Cutting the Porter

Melissa:
Pray, what authors should she read
Who in Classics would succeed?

Psyche:
If you'd climb the Helicon,
You should read Anacreon,
Ovid's Metamorphoses,
Likewise Aristophanes,
And the works of Juvenal:
These are worth attention, all;
But, if you will be advised,
You will get them Bowdlerized!

Chorus:
Ah! we will get them Bowdlerized!



July 11, 1754: The Thomas Bowdler was born on this day in 1754. His fame for the The Family Shakespeare, offering parent-friendly plays “In Which Nothing Is Added To The Original Text, But Some Words and Expressions Are Omitted Which Cannot In Propriety Be Said Aloud In A Family,” got him hoisted by Gilbert & Sullivan in their 1884 comic opera, Princess Ida, excerpted above. The Princess runs an all-female university at Castle Adamant, the young women united by their hatred of men and their boredom with the reading list.

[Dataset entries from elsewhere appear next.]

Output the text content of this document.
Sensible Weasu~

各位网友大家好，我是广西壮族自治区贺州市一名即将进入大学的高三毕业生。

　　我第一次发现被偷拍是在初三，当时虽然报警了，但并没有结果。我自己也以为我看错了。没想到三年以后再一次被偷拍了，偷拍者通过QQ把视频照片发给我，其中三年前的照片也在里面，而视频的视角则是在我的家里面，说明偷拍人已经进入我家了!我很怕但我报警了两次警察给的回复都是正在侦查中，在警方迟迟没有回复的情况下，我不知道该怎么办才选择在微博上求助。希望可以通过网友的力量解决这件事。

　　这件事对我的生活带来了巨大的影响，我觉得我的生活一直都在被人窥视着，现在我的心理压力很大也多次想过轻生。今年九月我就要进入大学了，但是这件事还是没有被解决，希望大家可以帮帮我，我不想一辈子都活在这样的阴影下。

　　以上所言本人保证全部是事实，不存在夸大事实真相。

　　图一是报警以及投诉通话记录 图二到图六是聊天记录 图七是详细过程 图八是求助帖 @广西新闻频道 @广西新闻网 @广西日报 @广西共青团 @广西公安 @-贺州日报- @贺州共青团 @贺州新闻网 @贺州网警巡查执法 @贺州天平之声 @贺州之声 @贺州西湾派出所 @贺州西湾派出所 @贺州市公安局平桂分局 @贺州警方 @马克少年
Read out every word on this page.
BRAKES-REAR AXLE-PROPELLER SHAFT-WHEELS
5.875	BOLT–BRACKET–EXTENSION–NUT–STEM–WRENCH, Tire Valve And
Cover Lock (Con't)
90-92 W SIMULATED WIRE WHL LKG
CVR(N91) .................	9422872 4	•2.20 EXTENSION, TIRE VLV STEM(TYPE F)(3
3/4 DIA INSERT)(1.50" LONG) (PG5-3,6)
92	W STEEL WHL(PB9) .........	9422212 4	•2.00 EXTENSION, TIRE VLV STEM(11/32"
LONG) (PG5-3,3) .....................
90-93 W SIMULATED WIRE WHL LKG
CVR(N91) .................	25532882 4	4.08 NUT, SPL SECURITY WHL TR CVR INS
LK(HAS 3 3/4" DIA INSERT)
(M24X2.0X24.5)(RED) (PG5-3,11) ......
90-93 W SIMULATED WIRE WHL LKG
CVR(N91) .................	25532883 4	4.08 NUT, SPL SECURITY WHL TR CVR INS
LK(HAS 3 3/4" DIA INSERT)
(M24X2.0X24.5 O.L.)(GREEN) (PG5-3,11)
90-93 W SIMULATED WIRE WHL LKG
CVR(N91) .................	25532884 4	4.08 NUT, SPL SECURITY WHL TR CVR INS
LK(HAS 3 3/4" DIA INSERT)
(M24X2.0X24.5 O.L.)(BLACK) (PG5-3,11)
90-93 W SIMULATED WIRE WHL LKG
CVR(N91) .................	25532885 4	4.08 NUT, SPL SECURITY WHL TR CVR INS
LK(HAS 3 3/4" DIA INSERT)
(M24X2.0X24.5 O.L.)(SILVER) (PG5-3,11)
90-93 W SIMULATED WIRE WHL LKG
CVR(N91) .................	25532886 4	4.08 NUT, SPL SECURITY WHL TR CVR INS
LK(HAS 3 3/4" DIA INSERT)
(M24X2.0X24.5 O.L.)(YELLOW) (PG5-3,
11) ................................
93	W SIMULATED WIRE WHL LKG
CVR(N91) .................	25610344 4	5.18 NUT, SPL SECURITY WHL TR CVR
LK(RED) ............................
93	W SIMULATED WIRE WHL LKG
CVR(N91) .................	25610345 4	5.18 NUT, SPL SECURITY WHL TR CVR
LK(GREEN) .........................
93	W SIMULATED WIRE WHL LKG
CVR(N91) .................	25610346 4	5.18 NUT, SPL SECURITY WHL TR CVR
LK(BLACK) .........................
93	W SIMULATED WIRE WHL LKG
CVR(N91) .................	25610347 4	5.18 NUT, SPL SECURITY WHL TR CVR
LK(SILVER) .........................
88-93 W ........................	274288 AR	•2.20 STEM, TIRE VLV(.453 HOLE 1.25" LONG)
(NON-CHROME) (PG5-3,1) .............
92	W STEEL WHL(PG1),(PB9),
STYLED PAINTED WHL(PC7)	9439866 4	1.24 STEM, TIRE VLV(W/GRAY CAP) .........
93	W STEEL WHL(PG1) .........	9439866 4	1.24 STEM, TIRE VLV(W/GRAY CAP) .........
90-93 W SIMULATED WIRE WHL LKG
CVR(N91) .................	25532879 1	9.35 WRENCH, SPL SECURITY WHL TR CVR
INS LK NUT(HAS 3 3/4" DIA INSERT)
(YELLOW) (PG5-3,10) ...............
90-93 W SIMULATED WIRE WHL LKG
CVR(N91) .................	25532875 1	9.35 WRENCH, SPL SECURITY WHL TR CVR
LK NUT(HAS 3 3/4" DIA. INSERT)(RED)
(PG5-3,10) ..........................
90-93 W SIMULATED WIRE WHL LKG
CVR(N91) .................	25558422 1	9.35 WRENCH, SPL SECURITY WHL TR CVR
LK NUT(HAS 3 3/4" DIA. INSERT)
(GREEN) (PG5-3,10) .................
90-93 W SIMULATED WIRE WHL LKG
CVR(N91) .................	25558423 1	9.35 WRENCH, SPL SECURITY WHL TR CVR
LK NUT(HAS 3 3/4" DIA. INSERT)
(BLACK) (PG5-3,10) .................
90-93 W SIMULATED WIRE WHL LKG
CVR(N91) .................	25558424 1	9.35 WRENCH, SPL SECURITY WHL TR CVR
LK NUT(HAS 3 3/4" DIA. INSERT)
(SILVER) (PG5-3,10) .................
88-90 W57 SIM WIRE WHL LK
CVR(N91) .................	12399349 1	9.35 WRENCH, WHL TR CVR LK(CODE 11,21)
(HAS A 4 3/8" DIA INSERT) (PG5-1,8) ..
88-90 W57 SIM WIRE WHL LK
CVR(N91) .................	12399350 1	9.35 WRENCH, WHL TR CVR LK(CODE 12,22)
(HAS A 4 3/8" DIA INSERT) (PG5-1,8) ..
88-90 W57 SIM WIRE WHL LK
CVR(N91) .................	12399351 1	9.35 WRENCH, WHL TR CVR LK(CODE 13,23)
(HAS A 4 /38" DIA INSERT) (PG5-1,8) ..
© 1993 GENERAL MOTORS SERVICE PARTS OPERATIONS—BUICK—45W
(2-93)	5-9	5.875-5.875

The first edition of the Bowdlers Family Shakespeare appeared in 1807, to little success or controversy. Of the three reviews the book received, one was a thumbs up: "All admirers of Shakespeare must be aware that such a castrated version of his plays has long been desirable." The second allowed that some editing of some Elizabethan drama might be needed for "some squeamish people," but "Shakespeare, we should think, might have escaped." The third review vigorously opposed the book on the grounds that it didn’t go nearly far enough towards its proclaimed goal of eliminating "everything that can raise a blush on the cheek of modesty." Over the next decade or two, as the Family Shakespeare and the spirit behind it gained fans, the cutters-and-pasters got Bowdler and Bowdler. Shakespeare gives his drunken Porter in Macbeth about twenty lines to itemize the various criminals, despairists and equivocators that go to Hell; Bowdler reduces this to six lines; the Rev. J. R. Pitman, in his School-Shakespeare (1822), gets the five sets of knocking down to two and the speech down to this:

PORTER. Here's a knocking indeed!... Knock, knock, knock. Anon, anon; I pray you, remember the porter.



Both Hamlet and Romeo and Juliet received over 100 cuts; Othello ended up in such tatters that even Bowdler said it no longer made sense, recommending instead that parents move it "from the parlor to the cabinet." Though some attacked Bowdler as a censorious moralizer, Bowdler's inexpensive versions were largely responsible for popularizing Shakespeare's plays when few students had access to them and many schools dared not teach them.